Firearms used to be genuine works of art. Today they look more like you crashed into a hardware store and everything stuck. Pikatiny everywhere. Lasers, lights, vertical grips, more rail real estate than barrel length. But it wasn’t always this way. Today, the story of how the mall ninja rifle took over firearms.
The pre-war era of military rifles was frankly the golden age of craftsmanship. Take the Leenfield. It’s smooth. That wood stock, deep blue steel, careful finishing throughout. Pick one up today and you still feel that quality. The wood develops character with age. The steel takes on a patina and the whole thing just looks right.
Across the pond, the Americans had the 1903 Springfield, which was equally beautiful in its own way. The German Mouser is engineering perfection. Balanced proportions, quality materials, finished surfaces, nothing sticking out unnecessarily. Every part of these rifles was designed as part of the rifle. Nothing was getting bolted on as an afterthought.
But during World War II, everything started to change. The Thompson submachine gun started life as a beautiful thing. Walnut furniture, that gorgeous deep blueing, and of course, that iconic front pistol grip. But war doesn’t care about beauty. And as production had to ramp up, the Thompson kind of had to ramp down.

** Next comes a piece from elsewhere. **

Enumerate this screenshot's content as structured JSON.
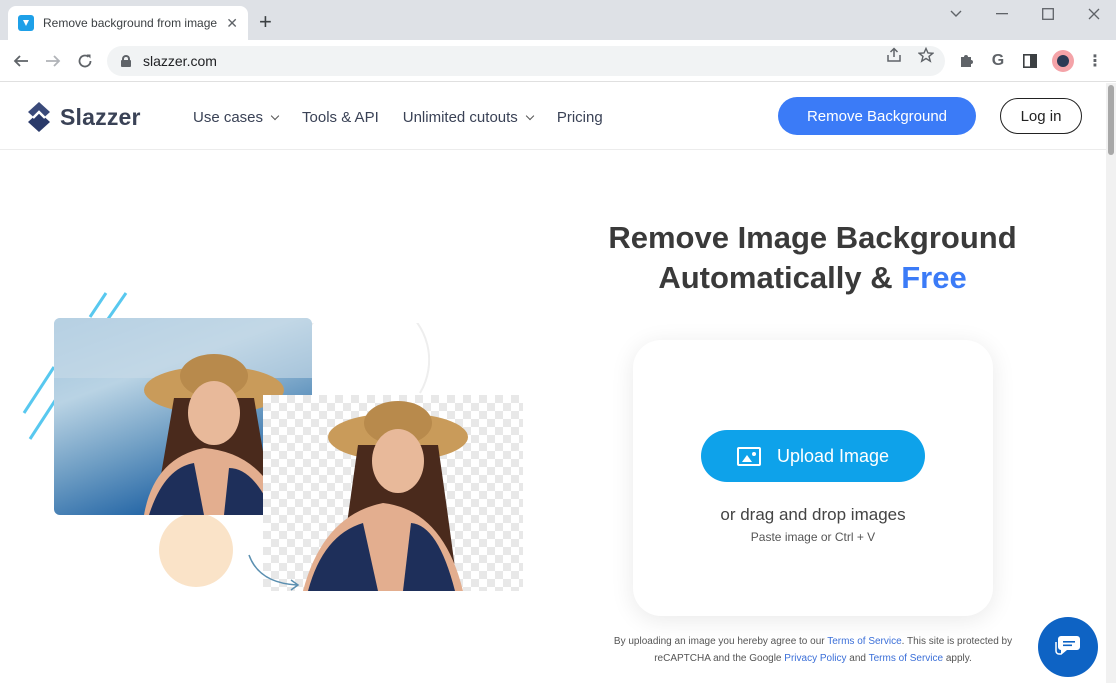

The M1 and M1 A1 versions lost so many features, including the finned barrel, cooling ribs, the elegant compensator on the front, and the bush lock inside. They were simpler, cheaper, lighter to carry, faster, and cheaper to build. But despite all the simplification, the Thompson never lost its character. It still looked like a Thompson and still looked really good.
But then the Americans went further with the M3 grease gun. purely functional, looking exactly like the workshop tool it was nicknamed after. Crude, simple, undeniably ugly to most eyes. And the British, the Sten gun, stamped tubes, loads of barely groundoff welds, a sideways sticking magazine.
But even at their ugliest, these wartime guns had a clean, simple line to them. They were ugly by simplicity, not by bolting things on as an afterthought. The Sten and the Grease gun were ugly, sure, but they were honest ugly. There’s an integrity to the functionality of their design. After World War II, the Cold War era began. With World War II urgency over, quality could once again start to prevail over quantity.
And with the West and Eastern block locked in a cold, ideological war, aesthetics became an important part of each country’s show of power. There was the FN FAL and British EM2 coming out with that distinctive wooden furniture and gorgeous blue metal. Then HK brought out the G3 and things really took a step into the modern.
Smooth lines, integrated furniture, that distinctive cocking handle out front. Then came the MP5, arguably one of the most aesthetically pleasing firearms ever made. We covered the MP5 in detail in another video. You can check it out here. But I think it’s fair to say the visual appeal of the MP5 is a huge part of why it’s become such a cultural icon.

Austria gave us the sty in 1977. Still futuristic looking even today. A smooth polymer body, integrated one and a half time optic as standard, the optic was part of the rifle with mounts sculpted to complement the lines of the whole package. Britain gave us the SA80. Aggressive looking but well proportioned.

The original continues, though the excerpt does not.